After Compose lost its chef last year, the tiny Tribeca restaurant shuttered, just a few months into operation. But, the owners vowed, it would soon re-open with a new name and a kitchen helmed by Portland, Oregon, import Matt Lightner, most recently of Castagna. Last month Atera, the intimate reincarnation, finally debuted, and except for the space’s original walnut walls, it has a completely new look to match thanks to local firm Parts and Labor Design.

Atera’s design, says Parts and Labor principal Andrew Cohen, is a subtle yet meticulous “interpretation of Matt’s approach to cooking.” Just as the chef’s tasting menus embrace unexpected, freshly foraged ingredients, the restaurant itself begs to be discovered through the handcrafted pieces on display and each modern industrial detail.

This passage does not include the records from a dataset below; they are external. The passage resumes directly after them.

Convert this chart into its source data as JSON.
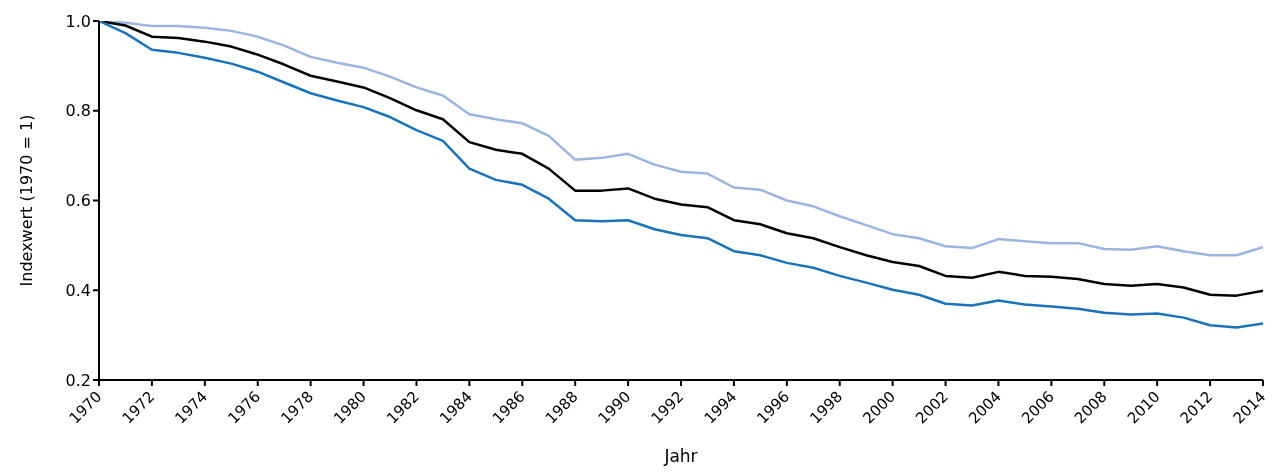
{
  "chart_data": {
    "type": "line",
    "xlabel": "Jahr",
    "ylabel": "Indexwert (1970 = 1)",
    "x": [
      1970,
      1971,
      1972,
      1973,
      1974,
      1975,
      1976,
      1977,
      1978,
      1979,
      1980,
      1981,
      1982,
      1983,
      1984,
      1985,
      1986,
      1987,
      1988,
      1989,
      1990,
      1991,
      1992,
      1993,
      1994,
      1995,
      1996,
      1997,
      1998,
      1999,
      2000,
      2001,
      2002,
      2003,
      2004,
      2005,
      2006,
      2007,
      2008,
      2009,
      2010,
      2011,
      2012,
      2013,
      2014
    ],
    "series": [
      {
        "color": "#9bb5e0",
        "values": [
          1.0,
          0.996,
          0.989,
          0.989,
          0.985,
          0.978,
          0.965,
          0.945,
          0.92,
          0.907,
          0.896,
          0.876,
          0.852,
          0.834,
          0.792,
          0.781,
          0.772,
          0.744,
          0.691,
          0.695,
          0.704,
          0.68,
          0.664,
          0.66,
          0.629,
          0.624,
          0.6,
          0.587,
          0.565,
          0.545,
          0.525,
          0.516,
          0.498,
          0.494,
          0.514,
          0.509,
          0.505,
          0.505,
          0.492,
          0.49,
          0.498,
          0.487,
          0.478,
          0.478,
          0.496
        ]
      },
      {
        "color": "#000000",
        "values": [
          1.0,
          0.99,
          0.965,
          0.962,
          0.954,
          0.943,
          0.925,
          0.903,
          0.878,
          0.865,
          0.852,
          0.828,
          0.801,
          0.781,
          0.73,
          0.713,
          0.704,
          0.671,
          0.622,
          0.622,
          0.627,
          0.604,
          0.591,
          0.585,
          0.556,
          0.547,
          0.527,
          0.516,
          0.496,
          0.478,
          0.463,
          0.454,
          0.432,
          0.428,
          0.441,
          0.432,
          0.43,
          0.425,
          0.414,
          0.41,
          0.414,
          0.406,
          0.39,
          0.388,
          0.399
        ]
      },
      {
        "color": "#1a73ba",
        "values": [
          1.0,
          0.973,
          0.936,
          0.929,
          0.918,
          0.905,
          0.887,
          0.863,
          0.839,
          0.823,
          0.808,
          0.786,
          0.757,
          0.733,
          0.671,
          0.646,
          0.635,
          0.604,
          0.556,
          0.554,
          0.556,
          0.536,
          0.523,
          0.516,
          0.487,
          0.478,
          0.461,
          0.45,
          0.432,
          0.417,
          0.401,
          0.39,
          0.37,
          0.366,
          0.377,
          0.368,
          0.364,
          0.359,
          0.35,
          0.346,
          0.348,
          0.339,
          0.322,
          0.317,
          0.326
        ]
      }
    ],
    "xlim": [
      1970,
      2014
    ],
    "xticks": [
      1970,
      1972,
      1974,
      1976,
      1978,
      1980,
      1982,
      1984,
      1986,
      1988,
      1990,
      1992,
      1994,
      1996,
      1998,
      2000,
      2002,
      2004,
      2006,
      2008,
      2010,
      2012,
      2014
    ],
    "ylim": [
      0.2,
      1.0
    ],
    "yticks": [
      {
        "value": 0.2,
        "label": "0.2"
      },
      {
        "value": 0.4,
        "label": "0.4"
      },
      {
        "value": 0.6,
        "label": "0.6"
      },
      {
        "value": 0.8,
        "label": "0.8"
      },
      {
        "value": 1.0,
        "label": "1.0"
      }
    ],
    "grid": false,
    "legend": false,
    "marker": "none",
    "line_style": "solid"
  }
}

“We wanted a natural materiality [to reflect this seasonality] but not something that suggested a traditional farm-to- table experience,” says Cohen, who oversaw the project with partner Jeremy Levitt.

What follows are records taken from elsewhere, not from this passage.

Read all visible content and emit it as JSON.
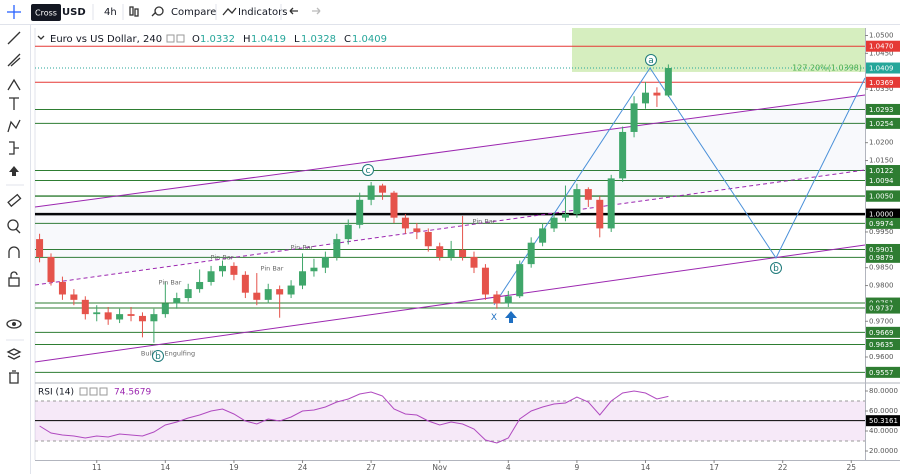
{
  "toolbar": {
    "tooltip": "Cross",
    "symbol": "USD",
    "interval": "4h",
    "buttons": [
      "Compare",
      "Indicators"
    ]
  },
  "chart_data": [
    {
      "type": "candlestick",
      "title": "Euro vs US Dollar, 240",
      "ohlc_labels": [
        "O",
        "H",
        "L",
        "C"
      ],
      "up_color": "#3fa66a",
      "down_color": "#e5534b",
      "x": [
        -5,
        -4,
        -3,
        -2,
        -1,
        0,
        1,
        2,
        3,
        4,
        5,
        6,
        7,
        8,
        9,
        10,
        11,
        12,
        13,
        14,
        15,
        16,
        17,
        18,
        19,
        20,
        21,
        22,
        23,
        24,
        25,
        26,
        27,
        28,
        29,
        30,
        31,
        32,
        33,
        34,
        35,
        36,
        37,
        38,
        39,
        40,
        41,
        42,
        43,
        44,
        45,
        46,
        47,
        48,
        49,
        50
      ],
      "open": [
        0.993,
        0.988,
        0.981,
        0.9775,
        0.976,
        0.972,
        0.9725,
        0.9705,
        0.972,
        0.9715,
        0.97,
        0.972,
        0.975,
        0.9765,
        0.979,
        0.981,
        0.984,
        0.9855,
        0.983,
        0.978,
        0.976,
        0.979,
        0.9775,
        0.98,
        0.984,
        0.985,
        0.988,
        0.993,
        0.997,
        1.004,
        1.008,
        1.006,
        0.999,
        0.996,
        0.995,
        0.991,
        0.988,
        0.99,
        0.988,
        0.985,
        0.9775,
        0.975,
        0.977,
        0.986,
        0.992,
        0.996,
        0.999,
        1.0,
        1.007,
        1.004,
        0.996,
        1.01,
        1.023,
        1.031,
        1.034,
        1.0332
      ],
      "high": [
        0.9945,
        0.989,
        0.9825,
        0.979,
        0.977,
        0.9745,
        0.974,
        0.9735,
        0.974,
        0.9725,
        0.9735,
        0.981,
        0.978,
        0.9805,
        0.9845,
        0.9855,
        0.987,
        0.9865,
        0.984,
        0.9835,
        0.9805,
        0.98,
        0.9815,
        0.989,
        0.9875,
        0.9895,
        0.9945,
        0.9985,
        1.006,
        1.009,
        1.0085,
        1.0065,
        1.0,
        0.9975,
        0.996,
        0.992,
        0.9925,
        0.9995,
        0.9895,
        0.986,
        0.9785,
        0.9785,
        0.987,
        0.9935,
        0.9975,
        1.0005,
        1.008,
        1.0085,
        1.0075,
        1.005,
        1.011,
        1.0245,
        1.033,
        1.037,
        1.0355,
        1.0419
      ],
      "low": [
        0.9865,
        0.98,
        0.976,
        0.9745,
        0.9705,
        0.97,
        0.969,
        0.9695,
        0.97,
        0.9655,
        0.964,
        0.971,
        0.9735,
        0.9755,
        0.978,
        0.98,
        0.9825,
        0.9815,
        0.9765,
        0.9745,
        0.975,
        0.971,
        0.9765,
        0.979,
        0.9825,
        0.9835,
        0.987,
        0.9915,
        0.996,
        1.0025,
        1.004,
        0.9975,
        0.9945,
        0.993,
        0.9895,
        0.987,
        0.987,
        0.987,
        0.9835,
        0.976,
        0.9735,
        0.974,
        0.9765,
        0.985,
        0.991,
        0.995,
        0.998,
        0.999,
        1.002,
        0.9935,
        0.995,
        1.009,
        1.0215,
        1.0295,
        1.03,
        1.0328
      ],
      "close": [
        0.988,
        0.981,
        0.9775,
        0.976,
        0.972,
        0.9725,
        0.9705,
        0.972,
        0.9715,
        0.97,
        0.972,
        0.975,
        0.9765,
        0.979,
        0.981,
        0.984,
        0.9855,
        0.983,
        0.978,
        0.976,
        0.979,
        0.9775,
        0.98,
        0.984,
        0.985,
        0.988,
        0.993,
        0.997,
        1.004,
        1.008,
        1.006,
        0.999,
        0.996,
        0.995,
        0.991,
        0.988,
        0.99,
        0.988,
        0.985,
        0.9775,
        0.975,
        0.977,
        0.986,
        0.992,
        0.996,
        0.999,
        1.0,
        1.007,
        1.004,
        0.996,
        1.01,
        1.023,
        1.031,
        1.034,
        1.0332,
        1.0409
      ],
      "xlim": [
        -5.4,
        67.2
      ],
      "xticks": [
        {
          "value": 0,
          "label": "11"
        },
        {
          "value": 6,
          "label": "14"
        },
        {
          "value": 12,
          "label": "19"
        },
        {
          "value": 18,
          "label": "24"
        },
        {
          "value": 24,
          "label": "27"
        },
        {
          "value": 30,
          "label": "Nov"
        },
        {
          "value": 36,
          "label": "4"
        },
        {
          "value": 42,
          "label": "9"
        },
        {
          "value": 48,
          "label": "14"
        },
        {
          "value": 54,
          "label": "17"
        },
        {
          "value": 60,
          "label": "22"
        },
        {
          "value": 66,
          "label": "25"
        }
      ],
      "ylim": [
        0.953,
        1.0521
      ],
      "yticks": [
        {
          "value": 1.05,
          "label": "1.0500"
        },
        {
          "value": 1.045,
          "label": "1.0450"
        },
        {
          "value": 1.035,
          "label": "1.0350"
        },
        {
          "value": 1.02,
          "label": "1.0200"
        },
        {
          "value": 1.015,
          "label": "1.0150"
        },
        {
          "value": 0.995,
          "label": "0.9950"
        },
        {
          "value": 0.985,
          "label": "0.9850"
        },
        {
          "value": 0.98,
          "label": "0.9800"
        },
        {
          "value": 0.97,
          "label": "0.9700"
        },
        {
          "value": 0.96,
          "label": "0.9600"
        }
      ],
      "levels": [
        {
          "value": 1.047,
          "label": "1.0470",
          "color": "#e53935"
        },
        {
          "value": 1.0409,
          "color": "#26a69a",
          "dotted": true
        },
        {
          "value": 1.0369,
          "color": "#e53935"
        },
        {
          "value": 1.0293,
          "color": "#2e7d32"
        },
        {
          "value": 1.0254,
          "color": "#2e7d32"
        },
        {
          "value": 1.0122,
          "color": "#2e7d32"
        },
        {
          "value": 1.0094,
          "color": "#2e7d32"
        },
        {
          "value": 1.0051,
          "color": "#2e7d32"
        },
        {
          "value": 1.005,
          "label": "1.0050",
          "color": "#2e7d32"
        },
        {
          "value": 1,
          "label": "1.0000",
          "color": "#000000",
          "thick": true
        },
        {
          "value": 0.9974,
          "color": "#2e7d32"
        },
        {
          "value": 0.9901,
          "color": "#2e7d32"
        },
        {
          "value": 0.9879,
          "color": "#2e7d32"
        },
        {
          "value": 0.9751,
          "color": "#2e7d32"
        },
        {
          "value": 0.9737,
          "color": "#2e7d32"
        },
        {
          "value": 0.9669,
          "color": "#2e7d32"
        },
        {
          "value": 0.9635,
          "color": "#2e7d32"
        },
        {
          "value": 0.9557,
          "color": "#2e7d32"
        }
      ],
      "zone": {
        "value": 1.0398,
        "label": "127.20%(1.0398)",
        "color": "#b5e08a"
      },
      "annotations": [
        "Pin Bar",
        "Pin Bar",
        "Pin Bar",
        "Pin Bar",
        "Pin Bar",
        "Bullish Engulfing",
        "X",
        "a",
        "b",
        "c",
        "b"
      ]
    },
    {
      "type": "line",
      "title": "RSI (14)",
      "color": "#b04ac0",
      "x": [
        -5,
        -4,
        -3,
        -2,
        -1,
        0,
        1,
        2,
        3,
        4,
        5,
        6,
        7,
        8,
        9,
        10,
        11,
        12,
        13,
        14,
        15,
        16,
        17,
        18,
        19,
        20,
        21,
        22,
        23,
        24,
        25,
        26,
        27,
        28,
        29,
        30,
        31,
        32,
        33,
        34,
        35,
        36,
        37,
        38,
        39,
        40,
        41,
        42,
        43,
        44,
        45,
        46,
        47,
        48,
        49,
        50
      ],
      "values": [
        45,
        38,
        36,
        35,
        33,
        35,
        34,
        37,
        36,
        35,
        39,
        46,
        49,
        53,
        56,
        60,
        62,
        57,
        50,
        47,
        52,
        50,
        54,
        60,
        61,
        64,
        69,
        72,
        77,
        79,
        75,
        62,
        57,
        56,
        50,
        46,
        49,
        47,
        42,
        31,
        28,
        33,
        52,
        60,
        64,
        67,
        68,
        74,
        69,
        56,
        70,
        78,
        80,
        78,
        72,
        74.5679
      ],
      "band": [
        30,
        70
      ],
      "ylim": [
        11,
        87
      ],
      "yticks": [
        {
          "value": 80,
          "label": "80.0000"
        },
        {
          "value": 60,
          "label": "60.0000"
        },
        {
          "value": 40,
          "label": "40.0000"
        },
        {
          "value": 20,
          "label": "20.0000"
        }
      ],
      "levels": [
        {
          "value": 50.3161,
          "color": "#000000"
        }
      ]
    }
  ]
}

To successfully re-imagine the space and mesh with Lightner’s vision, Cohen and Levitt redesigned the entire restaurant-save for those rich walnut walls. “We liked how clean they were so we added more,” Cohen points out.

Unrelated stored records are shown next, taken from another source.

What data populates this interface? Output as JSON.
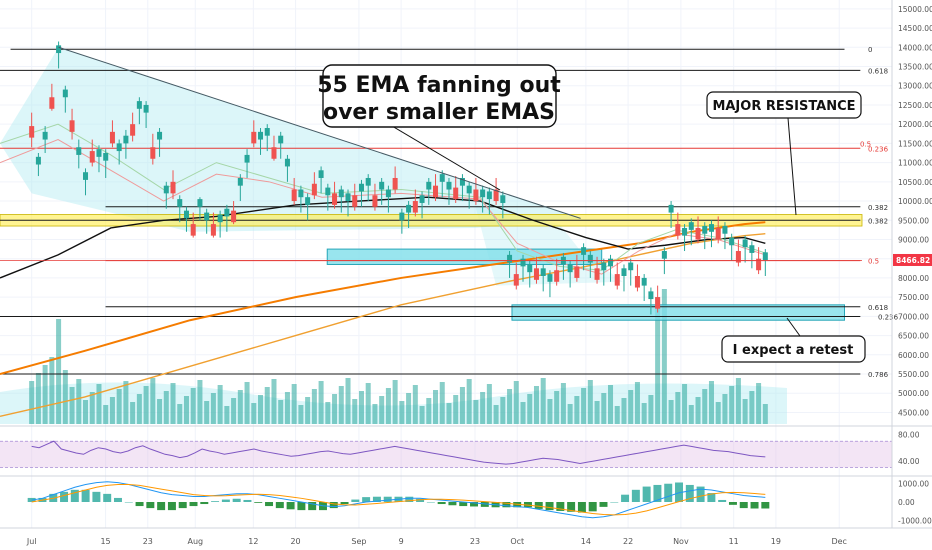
{
  "chart_data": {
    "type": "candlestick",
    "price_axis": {
      "ticks": [
        "15000.00",
        "14500.00",
        "14000.00",
        "13500.00",
        "13000.00",
        "12500.00",
        "12000.00",
        "11500.00",
        "11000.00",
        "10500.00",
        "10000.00",
        "9500.00",
        "9000.00",
        "8500.00",
        "8000.00",
        "7500.00",
        "7000.00",
        "6500.00",
        "6000.00",
        "5500.00",
        "5000.00",
        "4500.00"
      ],
      "range": [
        4200,
        15100
      ],
      "current_price": "8466.82",
      "current_price_value": 8466.82,
      "current_price_color": "#f23645"
    },
    "time_axis": {
      "labels": [
        "Jul",
        "15",
        "23",
        "Aug",
        "12",
        "20",
        "Sep",
        "9",
        "23",
        "Oct",
        "14",
        "22",
        "Nov",
        "11",
        "19",
        "Dec"
      ],
      "label_days": [
        0,
        14,
        22,
        31,
        42,
        50,
        62,
        70,
        84,
        92,
        105,
        113,
        123,
        133,
        141,
        153
      ],
      "range_days": [
        -6,
        163
      ]
    },
    "candles_ohlc": [
      [
        11950,
        12150,
        11700,
        11550
      ],
      [
        10950,
        11100,
        10850,
        10800
      ],
      [
        11600,
        11800,
        11450,
        11400
      ],
      [
        12700,
        12900,
        12550,
        12500
      ],
      [
        13850,
        14000,
        13700,
        13600
      ],
      [
        12700,
        12850,
        12550,
        12450
      ],
      [
        12100,
        12250,
        11900,
        11750
      ],
      [
        11200,
        11450,
        11100,
        11000
      ],
      [
        10550,
        10700,
        10400,
        10300
      ],
      [
        11300,
        11450,
        11200,
        11050
      ],
      [
        11150,
        11300,
        11000,
        10900
      ],
      [
        11050,
        11200,
        10900,
        10750
      ],
      [
        11800,
        11950,
        11650,
        11550
      ],
      [
        11300,
        11450,
        11150,
        11100
      ],
      [
        11500,
        11700,
        11350,
        11250
      ],
      [
        12000,
        12150,
        11850,
        11700
      ],
      [
        12400,
        12550,
        12300,
        12150
      ],
      [
        12300,
        12450,
        12150,
        12050
      ],
      [
        11400,
        11600,
        11250,
        11100
      ],
      [
        11600,
        11750,
        11450,
        11300
      ],
      [
        10200,
        10350,
        10100,
        9950
      ],
      [
        10500,
        10650,
        10350,
        10200
      ],
      [
        9850,
        10000,
        9700,
        9600
      ],
      [
        9550,
        9700,
        9450,
        9350
      ],
      [
        9400,
        9550,
        9300,
        9200
      ],
      [
        9850,
        9950,
        9700,
        9650
      ],
      [
        9500,
        9650,
        9400,
        9300
      ],
      [
        9400,
        9550,
        9300,
        9200
      ],
      [
        9450,
        9600,
        9300,
        9200
      ],
      [
        9600,
        9750,
        9450,
        9350
      ],
      [
        9750,
        9850,
        9650,
        9550
      ],
      [
        10400,
        10550,
        10300,
        10150
      ],
      [
        11000,
        11200,
        10900,
        10750
      ],
      [
        11800,
        11950,
        11650,
        11550
      ],
      [
        11600,
        11750,
        11450,
        11350
      ],
      [
        11700,
        11850,
        11550,
        11450
      ],
      [
        11400,
        11550,
        11300,
        11200
      ],
      [
        11500,
        11650,
        11350,
        11250
      ],
      [
        10900,
        11050,
        10800,
        10650
      ],
      [
        10300,
        10450,
        10200,
        10050
      ],
      [
        10100,
        10250,
        10000,
        9850
      ],
      [
        9900,
        10050,
        9800,
        9650
      ],
      [
        10450,
        10600,
        10350,
        10200
      ],
      [
        10600,
        10750,
        10500,
        10350
      ],
      [
        10150,
        10300,
        10000,
        9900
      ],
      [
        10200,
        10350,
        10050,
        9950
      ],
      [
        10100,
        10250,
        10000,
        9850
      ],
      [
        10000,
        10150,
        9900,
        9750
      ],
      [
        10150,
        10300,
        10050,
        9900
      ],
      [
        10250,
        10400,
        10150,
        10000
      ],
      [
        10400,
        10550,
        10300,
        10150
      ],
      [
        10150,
        10300,
        10050,
        9900
      ],
      [
        10300,
        10450,
        10200,
        10050
      ],
      [
        10100,
        10250,
        10000,
        9850
      ],
      [
        10600,
        10750,
        10500,
        10350
      ],
      [
        9500,
        9650,
        9400,
        9300
      ],
      [
        9700,
        9850,
        9600,
        9450
      ],
      [
        10000,
        10150,
        9900,
        9750
      ],
      [
        9950,
        10100,
        9850,
        9700
      ],
      [
        10300,
        10450,
        10200,
        10050
      ],
      [
        10400,
        10550,
        10300,
        10150
      ],
      [
        10500,
        10650,
        10400,
        10250
      ],
      [
        10300,
        10450,
        10200,
        10050
      ],
      [
        10350,
        10500,
        10250,
        10100
      ],
      [
        10400,
        10550,
        10300,
        10150
      ],
      [
        10200,
        10350,
        10100,
        9950
      ],
      [
        10300,
        10450,
        10200,
        10050
      ],
      [
        10100,
        10250,
        10000,
        9850
      ],
      [
        10050,
        10200,
        9950,
        9800
      ],
      [
        10300,
        10450,
        10150,
        10050
      ],
      [
        9950,
        10100,
        9850,
        9700
      ],
      [
        8400,
        8550,
        8300,
        8150
      ],
      [
        8100,
        8250,
        8000,
        7850
      ],
      [
        8300,
        8450,
        8200,
        8050
      ],
      [
        8150,
        8300,
        8050,
        7900
      ],
      [
        8250,
        8400,
        8150,
        8000
      ],
      [
        8050,
        8200,
        7950,
        7800
      ],
      [
        7900,
        8050,
        7800,
        7650
      ],
      [
        8200,
        8350,
        8100,
        7950
      ],
      [
        8350,
        8500,
        8250,
        8100
      ],
      [
        8150,
        8300,
        8050,
        7900
      ],
      [
        8300,
        8450,
        8200,
        8050
      ],
      [
        8600,
        8750,
        8500,
        8350
      ],
      [
        8400,
        8550,
        8300,
        8150
      ],
      [
        8250,
        8400,
        8150,
        8000
      ],
      [
        8200,
        8350,
        8100,
        7950
      ],
      [
        8300,
        8450,
        8200,
        8050
      ],
      [
        8100,
        8250,
        8000,
        7850
      ],
      [
        8050,
        8200,
        7950,
        7800
      ],
      [
        8200,
        8350,
        8100,
        7950
      ],
      [
        8050,
        8200,
        7950,
        7800
      ],
      [
        7800,
        7950,
        7700,
        7550
      ],
      [
        7450,
        7600,
        7350,
        7200
      ],
      [
        7500,
        7650,
        7400,
        7250
      ],
      [
        8500,
        8650,
        8400,
        8250
      ],
      [
        9700,
        9850,
        9600,
        9450
      ],
      [
        9400,
        9550,
        9300,
        9150
      ],
      [
        9100,
        9250,
        9000,
        8850
      ],
      [
        9250,
        9400,
        9150,
        9000
      ],
      [
        9300,
        9450,
        9200,
        9050
      ],
      [
        9150,
        9300,
        9050,
        8900
      ],
      [
        9200,
        9350,
        9100,
        8950
      ],
      [
        9300,
        9450,
        9200,
        9050
      ],
      [
        9150,
        9300,
        9050,
        8900
      ],
      [
        8850,
        9000,
        8750,
        8600
      ],
      [
        8700,
        8850,
        8600,
        8450
      ],
      [
        8800,
        8950,
        8700,
        8550
      ],
      [
        8650,
        8800,
        8550,
        8400
      ],
      [
        8500,
        8650,
        8400,
        8250
      ],
      [
        8466,
        8600,
        8350,
        8200
      ]
    ],
    "annotations": {
      "ema_note": "55 EMA fanning out\nover smaller EMAS",
      "resistance_note": "MAJOR RESISTANCE",
      "retest_note": "I expect a retest"
    },
    "fib_levels": [
      {
        "label": "0",
        "price": 13950
      },
      {
        "label": "0.618",
        "price": 13400
      },
      {
        "label": "0.5",
        "price": 11450
      },
      {
        "label": "0.236",
        "price": 11450
      },
      {
        "label": "0.382",
        "price": 9850
      },
      {
        "label": "0.382",
        "price": 9500
      },
      {
        "label": "0.5",
        "price": 8450
      },
      {
        "label": "0.618",
        "price": 7250
      },
      {
        "label": "0.236",
        "price": 7050
      },
      {
        "label": "0.786",
        "price": 5500
      }
    ],
    "rsi": {
      "ticks": [
        "80.00",
        "40.00"
      ],
      "values": [
        62,
        60,
        65,
        70,
        58,
        55,
        52,
        50,
        56,
        60,
        58,
        54,
        52,
        55,
        60,
        63,
        58,
        54,
        50,
        48,
        45,
        47,
        52,
        58,
        55,
        53,
        50,
        52,
        54,
        56,
        58,
        55,
        53,
        51,
        49,
        47,
        48,
        50,
        52,
        54,
        55,
        53,
        51,
        50,
        52,
        54,
        56,
        58,
        60,
        62,
        60,
        58,
        56,
        54,
        52,
        50,
        48,
        46,
        44,
        42,
        40,
        38,
        37,
        36,
        35,
        36,
        38,
        40,
        42,
        44,
        43,
        42,
        40,
        38,
        36,
        38,
        40,
        42,
        44,
        46,
        48,
        50,
        52,
        54,
        56,
        58,
        60,
        62,
        64,
        62,
        60,
        58,
        56,
        55,
        54,
        52,
        50,
        48,
        47,
        46
      ]
    },
    "macd": {
      "ticks": [
        "1000.00",
        "0.00",
        "-1000.00"
      ],
      "macd_line": [
        100,
        200,
        400,
        600,
        800,
        950,
        1050,
        1100,
        1050,
        950,
        800,
        650,
        500,
        400,
        350,
        300,
        300,
        350,
        400,
        450,
        450,
        400,
        300,
        200,
        100,
        0,
        -100,
        -200,
        -250,
        -200,
        -100,
        0,
        50,
        100,
        150,
        200,
        200,
        150,
        100,
        50,
        0,
        -50,
        -100,
        -150,
        -200,
        -250,
        -300,
        -400,
        -500,
        -600,
        -700,
        -800,
        -850,
        -800,
        -700,
        -500,
        -300,
        -100,
        100,
        300,
        500,
        600,
        700,
        650,
        550,
        450,
        350,
        300,
        250
      ],
      "signal_line": [
        0,
        100,
        200,
        350,
        500,
        650,
        800,
        900,
        950,
        950,
        900,
        800,
        700,
        600,
        500,
        400,
        350,
        330,
        340,
        370,
        400,
        420,
        400,
        350,
        280,
        200,
        100,
        0,
        -100,
        -150,
        -160,
        -120,
        -80,
        -30,
        20,
        70,
        120,
        150,
        150,
        130,
        100,
        60,
        20,
        -20,
        -70,
        -120,
        -170,
        -230,
        -300,
        -380,
        -460,
        -540,
        -620,
        -680,
        -700,
        -680,
        -600,
        -480,
        -320,
        -150,
        20,
        180,
        320,
        430,
        500,
        520,
        500,
        460,
        410
      ],
      "histogram": [
        100,
        100,
        200,
        250,
        300,
        300,
        250,
        200,
        100,
        0,
        -100,
        -150,
        -200,
        -200,
        -150,
        -100,
        -50,
        20,
        60,
        80,
        50,
        -20,
        -100,
        -150,
        -180,
        -200,
        -200,
        -200,
        -150,
        -50,
        60,
        120,
        130,
        130,
        130,
        130,
        80,
        0,
        -50,
        -80,
        -100,
        -110,
        -120,
        -130,
        -130,
        -130,
        -130,
        -170,
        -200,
        -220,
        -240,
        -260,
        -230,
        -120,
        0,
        180,
        300,
        380,
        420,
        450,
        480,
        420,
        380,
        220,
        50,
        -70,
        -150,
        -160,
        -160
      ]
    },
    "colors": {
      "up": "#26a69a",
      "down": "#ef5350",
      "ema_black": "#111111",
      "ema_orange": "#f57c00",
      "ema_light_orange": "#f0a030",
      "fib_line": "#1a1a1a",
      "fib_red": "#e53935",
      "zone_yellow": "#ffee58",
      "zone_blue": "#80deea"
    }
  }
}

There are only 18 seats at Atera, yet the duo amplified the restaurant’s challenging volume through contrast. “Objects are composed in a way that doesn’t take away from the food but only enhances it,” says Çohen.
For example, an all-brass chandelier greets guests in the vestibule entry while a barn wood ceiling provides a backdrop of nuanced rusticity to the white porcelain pendant lights with gold-leaf interiors hanging from tree-like armatures inside. At the bar blue leather stools play off slate roof tiles in the open kitchen, and the bar top, made of “super sanded, hand-poured concrete is just as soft as wood.” Says Cohen, “We wanted all these pieces to play together. The glass plays with the porcelain and the porcelain plays with the wood and they all have symbiotic relationships.”

If there is one element that best underscores the interplay between Lightner’s visually striking food and Parts and Labor’s design it is the sensory plant wall, a transporting mélange of herbs and spices such as rosemary, sage, mint, nutmeg, and lemongrass suspended above a nine-foot communal table. Concealed by frosted windows and forest-like tree planters, this sanctuary might as well be private dining.